I’ve been a web designer since 1994. One of my first clients was a local lawnmower dealership who already had a website.
At first, the website allowed you to “purchase” items, which you then paid for when you collected them from their shop. After several years of begging, they reluctantly allowed me to integrate PayPal payment buttons so it actually worked like a real e-commerce website.
Then one day, out of the blue, the directors called me and told me they wanted it redesigned. Hallelujah! When I first met them in the late ’90s the site already looked 10 years out of date, by now it was positively prehistoric. Now I could finally showcase to them how good I am at what I do.

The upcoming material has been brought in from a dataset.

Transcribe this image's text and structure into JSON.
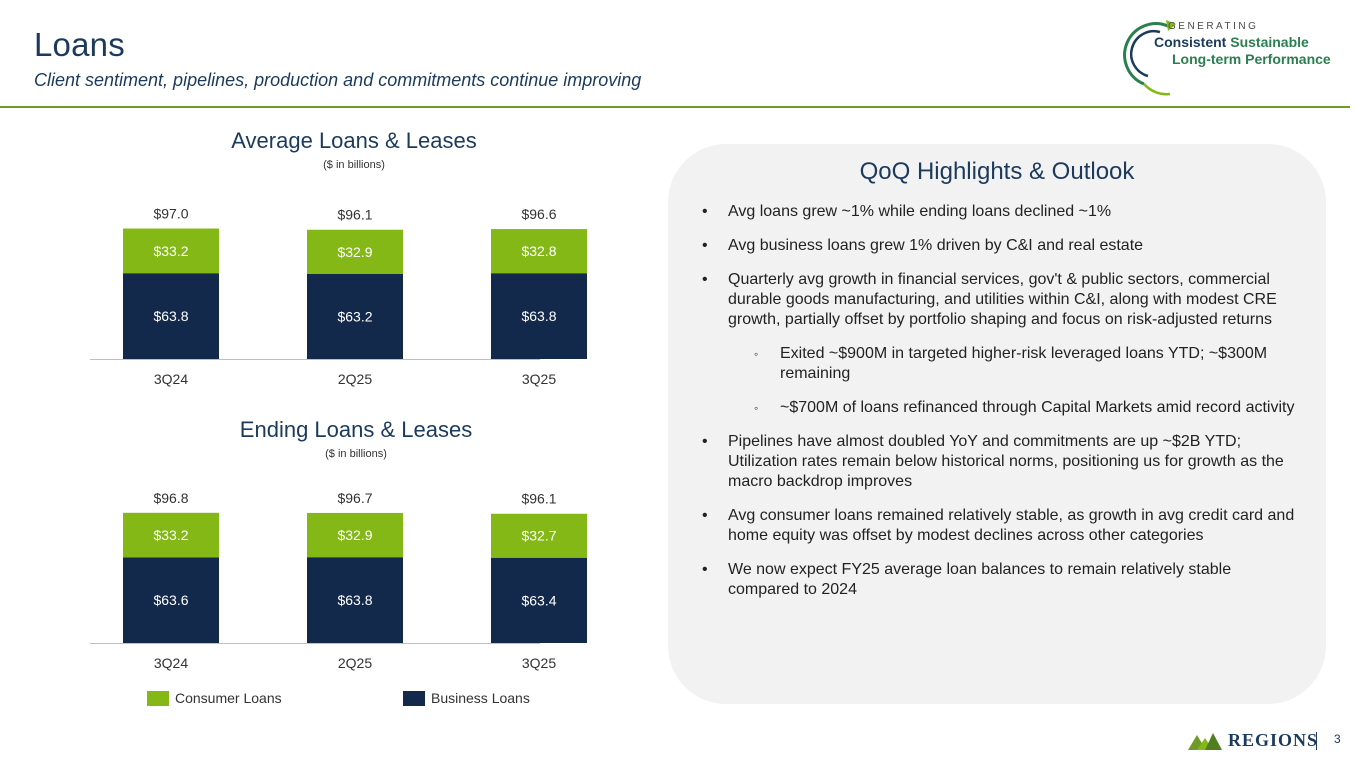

I went in to my meeting with a full plan, designs and reasons for those designs. I had asset examples, details about every choice I was making.
They loved it.
I left that meeting and immediately got to work. The next three weeks were a blur of .asp, HTML and CSS, with regular updates to the client and encouragement in return. I built a custom site from scratch, and even transferred all 500+ products to the new system as part of the deal.
We agreed a date for the transfer of the new site to the live server. I had everything ready to go, and as they wanted to “press the button” themselves to make it live, I had a splash screen with my company logo on it saying “watch this space”.
Literally two minutes before it was due to go live one of the directors stepped in:
Client: I just want to confirm that customers aren’t going to notice any difference and get confused?
Me: Well, it’s a completely new design that you and the other directors approved. The only similarities are the logo and that they’re both for you lawnmower business.
Client: But those designs aren’t going live, right?
Me: Uh… Of course they are. It’s a completely new design – as requested, as quoted, as built and approved.
Client: Oh no, we can’t have that. It needs to look the same as the old site. What about the backend, is that different too?
Me: Yes, it’s now considerably easier to use, has no downtime when uploading products unlike the current site, and I eliminated the possibility of making mistakes which currently bring your existing site offline on an almost daily basis until you panic and reupload an old backup.
Client: No, the backend needs to be the same too. Why did you change everything?
Me: Because you told me to…?
Luckily because of previous bad experiences with idiot clients, I didn’t remove the old code from the server, I had it in a backup folder. I deleted all the new stuff, dragged all the old code into the server root and handed them an invoice.